Frank H. Woods Telephone Pioneer Museum
- Established: 1996
- Dissolved: 29 July 2018
- Location: 2047 M Street Lincoln, Nebraska
- Coordinates: 40°48′40″N 96°41′27″W﻿ / ﻿40.81111°N 96.69083°W
- Type: Telecommunications museum

= Frank H. Woods Telephone Pioneer Museum =

The Frank H. Woods Telephone Pioneer Museum was located at 2047 "M" Street in Lincoln, Nebraska. Its goal was to educate the general public about the history of the telephone industry. The museum was featured in the 2008 Film Yes Man starring Jim Carrey. The museum opened in October 1996 with grant by the Independent Telephone Pioneers Association and funding and support from Aliant Communications. The museum was named in honor of the founder of The Lincoln Telephone and Telegraph Company.
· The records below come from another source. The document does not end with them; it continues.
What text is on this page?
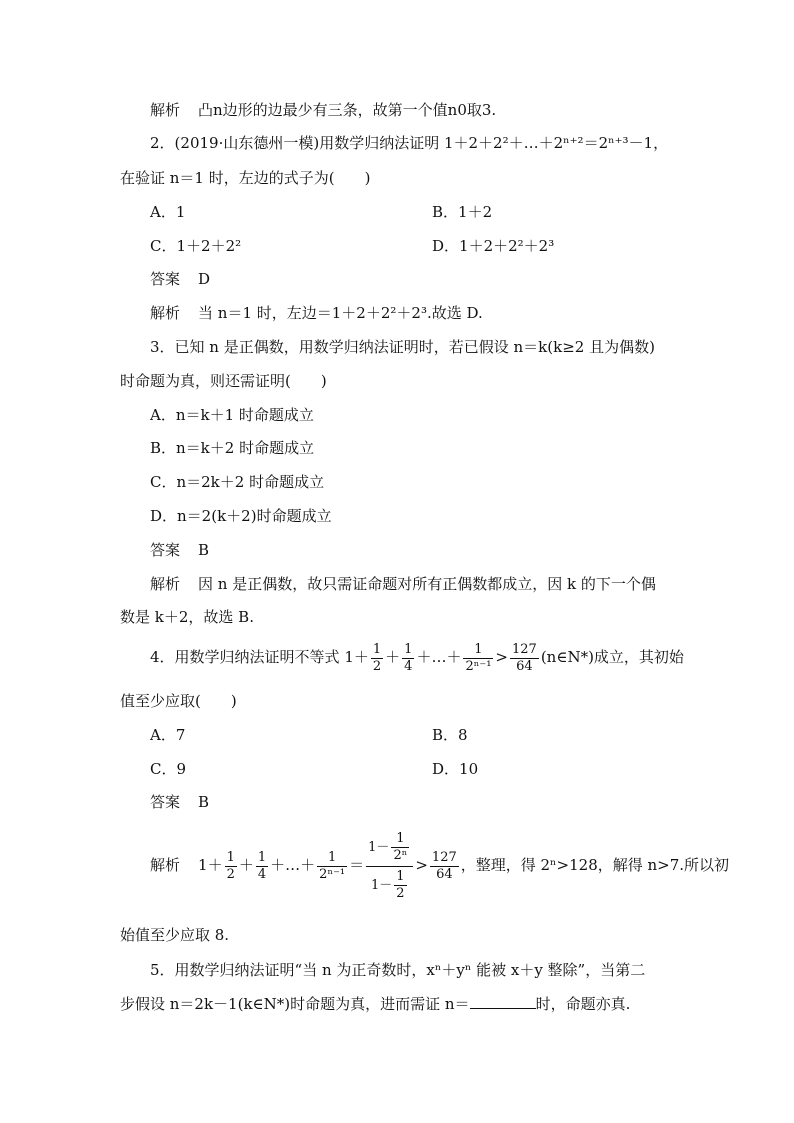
解析 凸n边形的边最少有三条，故第一个值n0取3.
2．(2019·山东德州一模)用数学归纳法证明 1＋2＋2²＋…＋2ⁿ⁺²＝2ⁿ⁺³－1，
在验证 n＝1 时，左边的式子为(　　)
A．1	B．1＋2
C．1＋2＋2²	D．1＋2＋2²＋2³
答案 D
解析 当 n＝1 时，左边＝1＋2＋2²＋2³.故选 D.
3．已知 n 是正偶数，用数学归纳法证明时，若已假设 n＝k(k≥2 且为偶数)
时命题为真，则还需证明(　　)
A．n＝k＋1 时命题成立
B．n＝k＋2 时命题成立
C．n＝2k＋2 时命题成立
D．n＝2(k＋2)时命题成立
答案 B
解析 因 n 是正偶数，故只需证命题对所有正偶数都成立，因 k 的下一个偶
数是 k＋2，故选 B.
4．用数学归纳法证明不等式 $1+ \frac{1}{2} + \frac{1}{4}$ ＋…＋ $\frac{1}{\text{2ⁿ⁻¹}} > \frac{127}{64}$ (n∈N*)成立，其初始
值至少应取(　　)
A．7	B．8
C．9	D．10
答案 B
解析 $1+ \frac{1}{2} + \frac{1}{4}$ ＋…＋ $\frac{1}{\text{2ⁿ⁻¹}} = \frac{1- \frac{1}{\text{2ⁿ}}}{1- \frac{1}{2}} > \frac{127}{64}$ ，整理，得 2ⁿ>128，解得 n>7.所以初
始值至少应取 8.
5．用数学归纳法证明“当 n 为正奇数时，xⁿ＋yⁿ 能被 x＋y 整除”，当第二
步假设 n＝2k－1(k∈N*)时命题为真，进而需证 n＝	时，命题亦真.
At the beginning of 2016, it was announced that the future of the Telephone Museum was in question. Windstream Communications, the owner of the property the museum sat on, was ending the museum's lease on March 31 since the property was within the footprint of "The Telegraph District" redevelopment. Sometime thereafter during an interview with the Lincoln Journal Star, a co-developer of the redevelopment district, Speedway Properties, expressed an interest to work with the museum. The museum held its last day and permanently closed on July 29, 2018.

Speedway Properties and EADO partner Nelnet acquired the collection following the redevelopment of the Telegraph District, and began efforts to display the collection as the Telegraph Museum. Currently in-progress, the museum is located on the first floors of Telegraph Lofts East and Telegraph Lofts West.